Feeding intolerance (ie, achieving and maintaining full enteral feedings) is a significant problem in preterm infants. A relation exists between feeding intolerance and incomplete lactose digestion. We sought to identify the factors relating to lactose digestion and absorption, lactase activity, and small-intestinal mucosal growth. Lactose digestion and absorption, lactase-specific activity, and lumen-to-mucosa water flux as a measure of small-intestinal mucosal surface area were determined by using the triple-lumen perfusion technique on 2 occasions 3 wk apart in 10 preterm infants (x+/-SEM gestational age: 28.0+/-0.2 wk).

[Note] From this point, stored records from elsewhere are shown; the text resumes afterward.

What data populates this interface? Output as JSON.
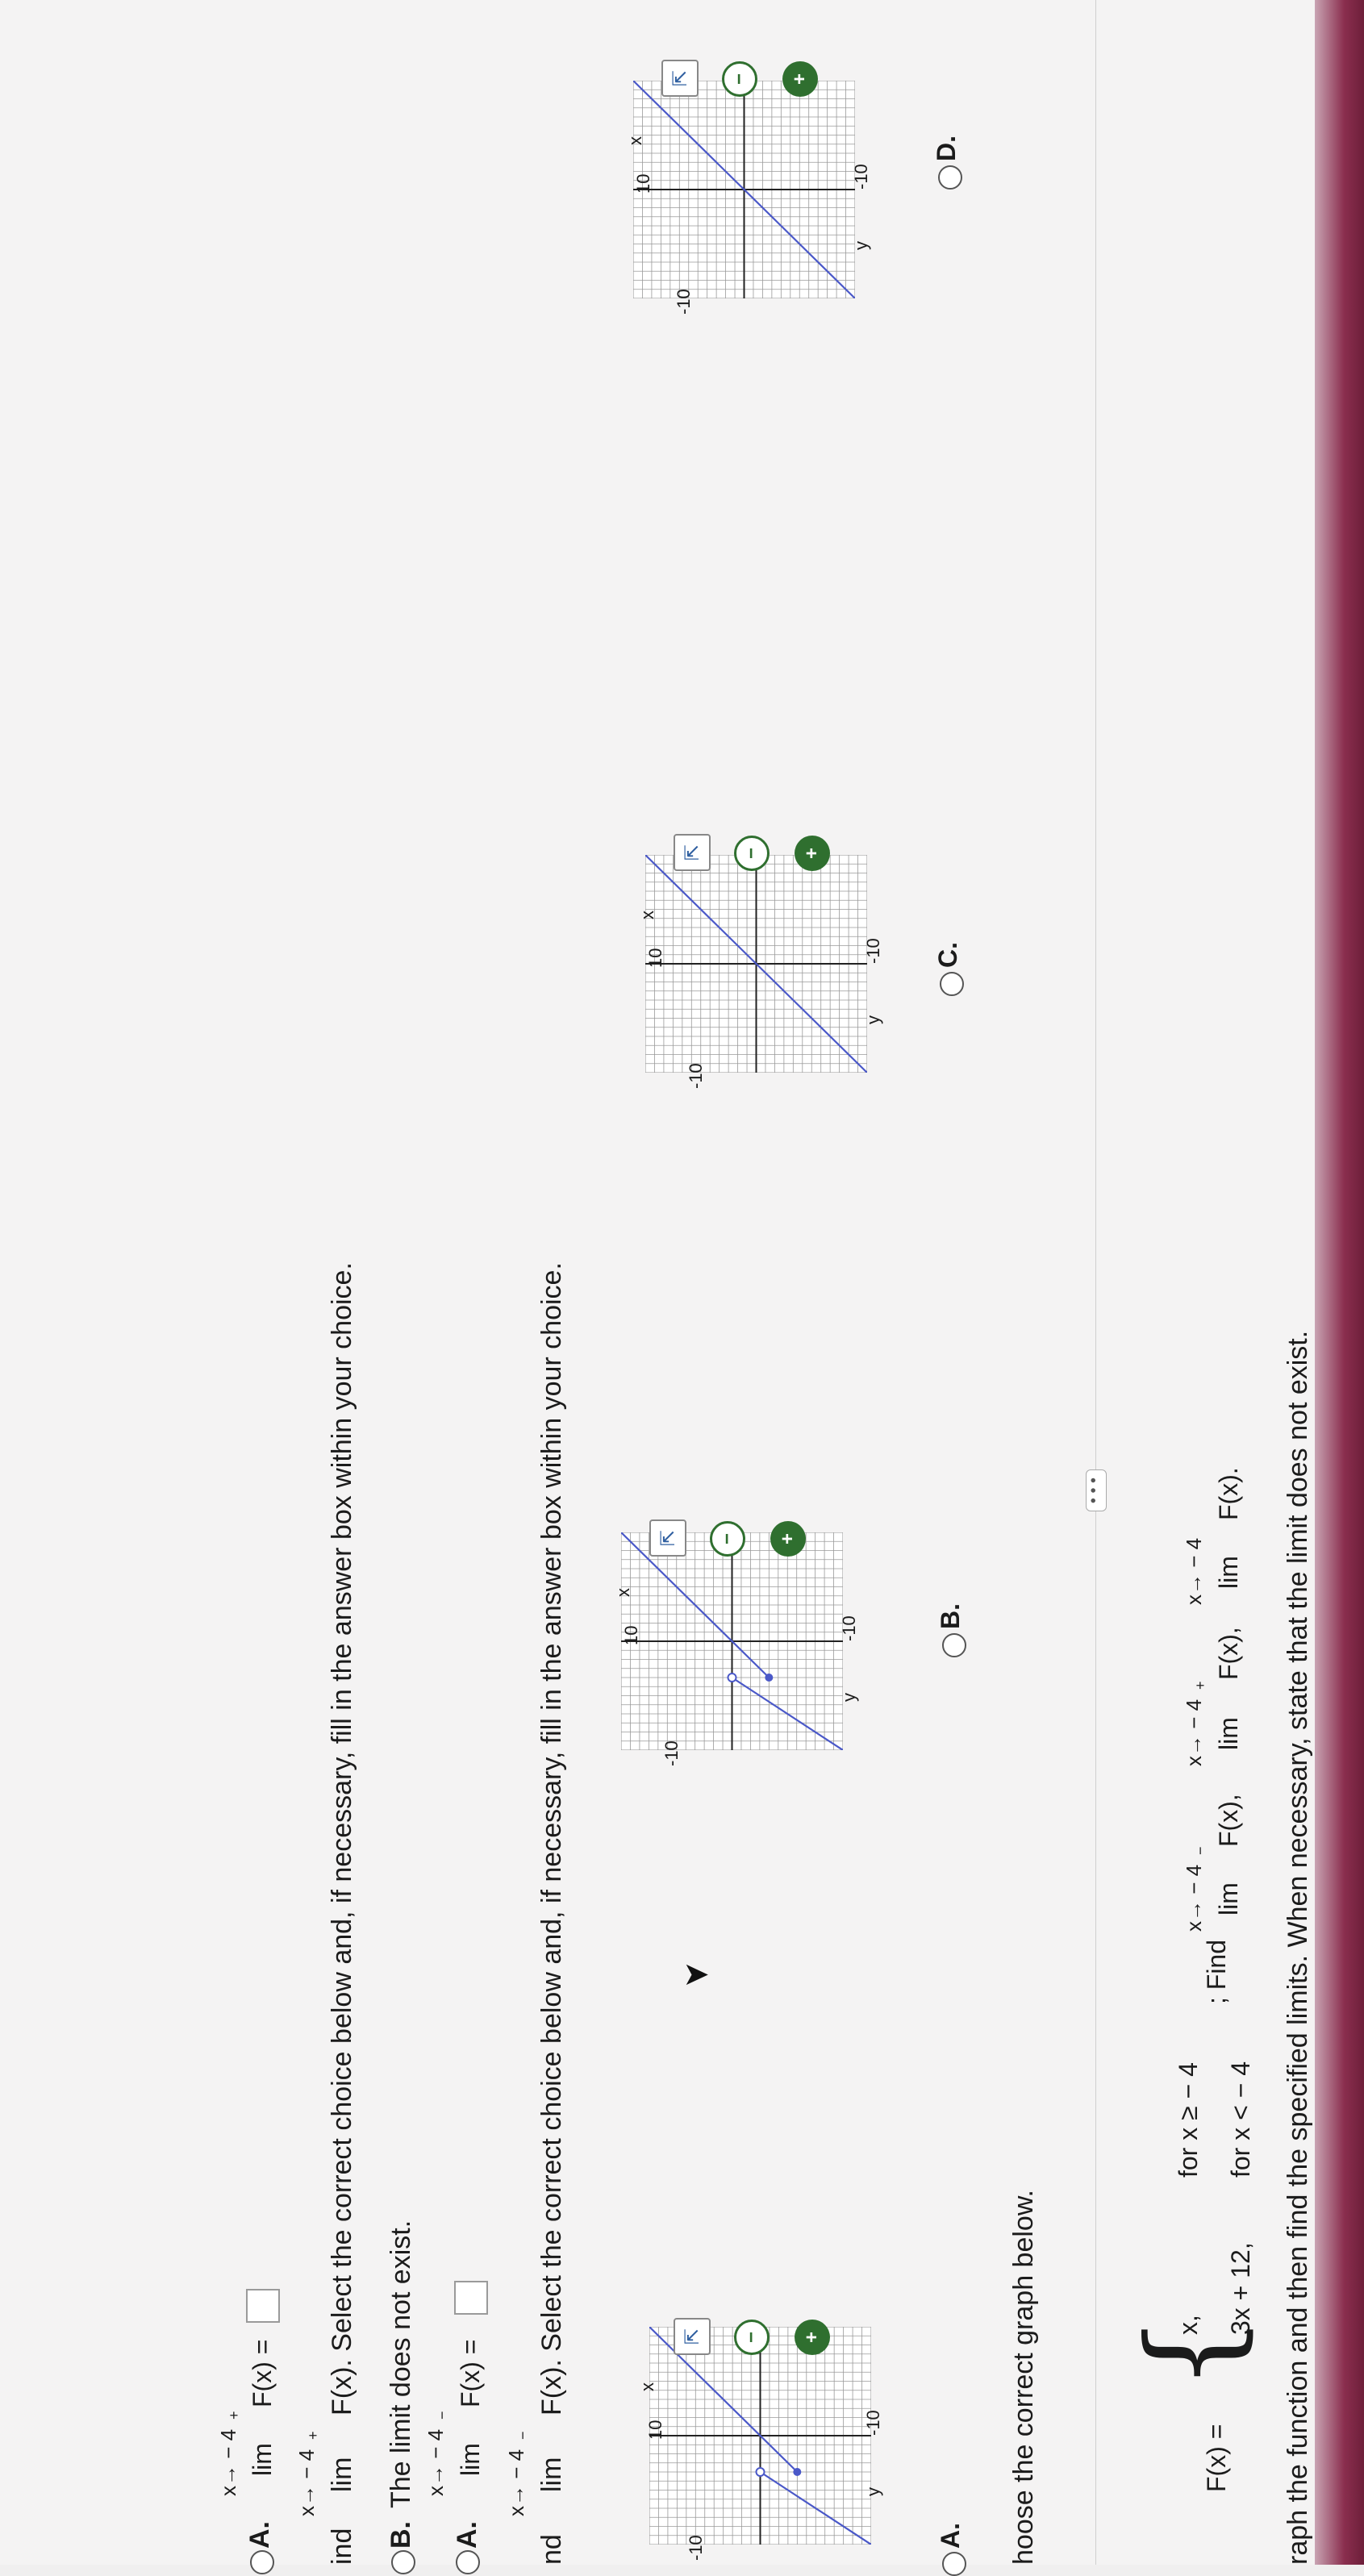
{
  "question": {
    "intro": "raph the function and then find the specified limits. When necessary, state that the limit does not exist.",
    "func_lhs": "F(x) =",
    "piece1_expr": "3x + 12,",
    "piece1_cond": "for x < − 4",
    "piece2_expr": "x,",
    "piece2_cond": "for x ≥ − 4",
    "find_label": "; Find",
    "lim1": "lim",
    "lim1_sub": "x→ − 4",
    "lim1_sup": "−",
    "lim1_fn": "F(x),",
    "lim2": "lim",
    "lim2_sub": "x→ − 4",
    "lim2_sup": "+",
    "lim2_fn": "F(x),",
    "lim3": "lim",
    "lim3_sub": "x→ − 4",
    "lim3_fn": "F(x)."
  },
  "more_button": "• • •",
  "part1": {
    "prompt": "hoose the correct graph below.",
    "options": [
      {
        "letter": "A.",
        "has_radio": false
      },
      {
        "letter": "B.",
        "has_radio": true
      },
      {
        "letter": "C.",
        "has_radio": true
      },
      {
        "letter": "D.",
        "has_radio": true
      }
    ],
    "axis": {
      "y_label": "y",
      "x_label": "x",
      "pos10": "10",
      "neg10": "-10"
    }
  },
  "part2": {
    "prompt_pre": "nd",
    "lim": "lim",
    "lim_sub": "x→ − 4",
    "lim_sup": "−",
    "prompt_post": "F(x). Select the correct choice below and, if necessary, fill in the answer box within your choice.",
    "optA_letter": "A.",
    "optA_lim": "lim",
    "optA_sub": "x→ − 4",
    "optA_sup": "−",
    "optA_fn": "F(x) =",
    "optB_letter": "B.",
    "optB_text": "The limit does not exist."
  },
  "part3": {
    "prompt_pre": "ind",
    "lim": "lim",
    "lim_sub": "x→ − 4",
    "lim_sup": "+",
    "prompt_post": "F(x). Select the correct choice below and, if necessary, fill in the answer box within your choice.",
    "optA_letter": "A.",
    "optA_lim": "lim",
    "optA_fn": "F(x) =",
    "optA_sub": "x→ − 4",
    "optA_sup": "+"
  },
  "icons": {
    "zoom_in": "+",
    "zoom_out": "−",
    "popout": "⇱"
  },
  "colors": {
    "graph_line": "#4a58c8",
    "grid": "#777777",
    "accent": "#2f6f2f",
    "header_bar": "#8a2e4e"
  }
}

Lactose digestion and absorption and lactase activity doubled between studies (P=0.035 and P=0.041, respectively). The change in digestion and absorption was related to lactase activity (P=0.034, R2=0.38). Lactase activity correlated with gestational age at birth (P=0.012, R2=0.51). The number of days of feeding explained 80% of the variability in small-intestinal mucosal surface area (P=0.001). To our knowledge, this is the first study to measure directly lactose digestion and absorption, lactase activity, and small-intestinal surface area in preterm infants. Changes in lactose absorption relate primarily to lactase activity rather than to mucosal growth. We showed directly a relation between enteral feeding and small-intestinal mucosal growth.